To put those sued on notice, Dayson had approached the court, and sought for a substituted means of service.

Justice Ijeoma Ojukwu, who after listening to Dayson, had ordered that the parties be served through popular Nigeria media organisations and adjourned continuation of the matter till Thursday this week.

In its originating summons, the plaintiffs is asking the court to determine whether BFI Group Corporation, being the first defendant, has the legal and/or valid right to take over the management and control of ALSCON without compliance with the provisions of Section 79(2), 135 and 151 of the Companies and Allied Matters Act?

They also want the court to answer whether, in view of BFI Group Corporation’s failure to comply with the Supreme Court judgment of July 6, 2012 in Suit No. SC. 12/2008 – BFI Group Corporation against Bureau of Public Enterprises, Dayson Holdings title to 77.5 per cent shares of the Federal government of Nigeria in ALSCON remain valid and unaffected.

And if any of the questions placed before the court is affirmed in in favour of the first plaintiff, it wants the court declare that BFI Group is not entitled to take over the management and control of ALSCON without complying with Sections 79(2), 135 and 151 of the Companies and Allied Matters Act.

Dayson also seeks a declarative order to the effect that it’s title to the 77.5 per cent shares in ALSCON as well as its right to the possession, management and control of the ALSCON plant in Ikot Abasi, Akwa Ibom State remain valid and unaffected in view of BFI Group’s failure to comply with the clear terms of the judgment of the Supreme Court of 6th July 2012.

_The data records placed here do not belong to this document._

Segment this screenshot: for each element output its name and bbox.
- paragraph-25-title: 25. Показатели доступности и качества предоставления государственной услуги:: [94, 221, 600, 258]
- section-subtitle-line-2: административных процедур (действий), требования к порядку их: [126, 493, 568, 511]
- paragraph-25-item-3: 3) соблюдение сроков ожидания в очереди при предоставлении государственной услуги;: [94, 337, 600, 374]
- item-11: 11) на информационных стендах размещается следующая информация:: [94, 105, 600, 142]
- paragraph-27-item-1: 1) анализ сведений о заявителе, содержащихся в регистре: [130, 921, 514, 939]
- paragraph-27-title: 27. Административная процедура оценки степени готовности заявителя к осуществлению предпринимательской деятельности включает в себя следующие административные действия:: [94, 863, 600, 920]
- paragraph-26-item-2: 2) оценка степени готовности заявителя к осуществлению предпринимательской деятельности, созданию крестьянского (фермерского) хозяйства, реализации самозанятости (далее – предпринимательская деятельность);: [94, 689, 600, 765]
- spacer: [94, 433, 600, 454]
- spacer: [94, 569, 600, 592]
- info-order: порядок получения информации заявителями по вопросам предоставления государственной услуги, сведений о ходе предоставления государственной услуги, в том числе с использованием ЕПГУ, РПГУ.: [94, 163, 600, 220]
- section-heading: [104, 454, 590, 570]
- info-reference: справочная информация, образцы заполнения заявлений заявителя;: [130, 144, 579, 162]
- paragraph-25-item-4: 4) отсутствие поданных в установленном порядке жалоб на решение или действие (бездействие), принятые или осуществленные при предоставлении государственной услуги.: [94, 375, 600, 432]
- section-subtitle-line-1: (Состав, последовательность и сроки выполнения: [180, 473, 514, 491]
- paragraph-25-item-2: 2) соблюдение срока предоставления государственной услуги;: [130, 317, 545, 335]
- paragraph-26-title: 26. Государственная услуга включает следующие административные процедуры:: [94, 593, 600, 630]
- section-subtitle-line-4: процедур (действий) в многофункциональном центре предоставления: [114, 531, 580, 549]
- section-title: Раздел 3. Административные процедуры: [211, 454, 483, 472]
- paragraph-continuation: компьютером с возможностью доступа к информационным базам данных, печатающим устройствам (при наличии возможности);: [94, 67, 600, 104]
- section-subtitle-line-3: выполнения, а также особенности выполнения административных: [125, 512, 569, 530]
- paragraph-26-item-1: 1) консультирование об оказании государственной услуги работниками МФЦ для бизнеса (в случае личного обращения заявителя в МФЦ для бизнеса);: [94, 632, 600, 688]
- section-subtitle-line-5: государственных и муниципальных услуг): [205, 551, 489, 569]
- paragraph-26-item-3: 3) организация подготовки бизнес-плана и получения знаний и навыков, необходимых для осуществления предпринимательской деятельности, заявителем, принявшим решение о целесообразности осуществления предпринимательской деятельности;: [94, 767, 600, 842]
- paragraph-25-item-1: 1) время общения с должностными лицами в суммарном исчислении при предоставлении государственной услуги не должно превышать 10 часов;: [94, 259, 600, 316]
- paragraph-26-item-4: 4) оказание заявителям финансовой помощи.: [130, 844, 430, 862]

The first plaintiff therefore asks for two orders including a perpetual injunction restraining BFI Group Corporation and other defendants as well as their agents, servants, privies, assigns or any persons claiming through or deriving authority from them otherwise howsoever disturbing Dayson’s possessory right and taking over the ALSCON’s plant.

But in favour of BFIGroup, the Supreme Court had recently ruled that, the Nigerian-American consortium, which emerged the preferred bidder for the Aluminium Smelter Company of Nigeria (ALSCON, Ikot Abasi, Akwa Ibom State, in 2004, but was disqualified in controversial circumstances by the Bureau of Public Enterprises (BPE), was the valid winner of the bid.

BFIGroup, which was pre-qualified as one of the two core investors interested in acquiring the 77.5 per cent Federal Government equity in the $3.2billion plant, was declared winner of the bid for the plant by the National Council on Privatisation (NCP) after its $410million offer proved superior to the $160million by its, UC Rusal.

Prior to the June 14, 2004 scheduled financial bid opening exercise, BFIGroup was prequalified to stand for the bid having completed due diligence on the plant as well as other necessary processes stipulated by the NCP, including conditions spelt out in a resolution during the May 20, 2004 Technical Bid Conference by all participants in the bid process.

Some of the conditions included the payment of $1million cash bid bond, submission of a list of preferred banks in Nigeria and overseas where the bond could be procured, and a court of notarization of the bid bond.

Other conditions included written guarantee of the commitment by all bidders to abide by the stipulated guidelines covering presentation of the Year 2003 audited financial accounts of ALSCON by May 24, 2004; plan to dredge the Imo River Channel, the gas purchase/supply agreement, the export processing factory status, and the bid price payment schedule.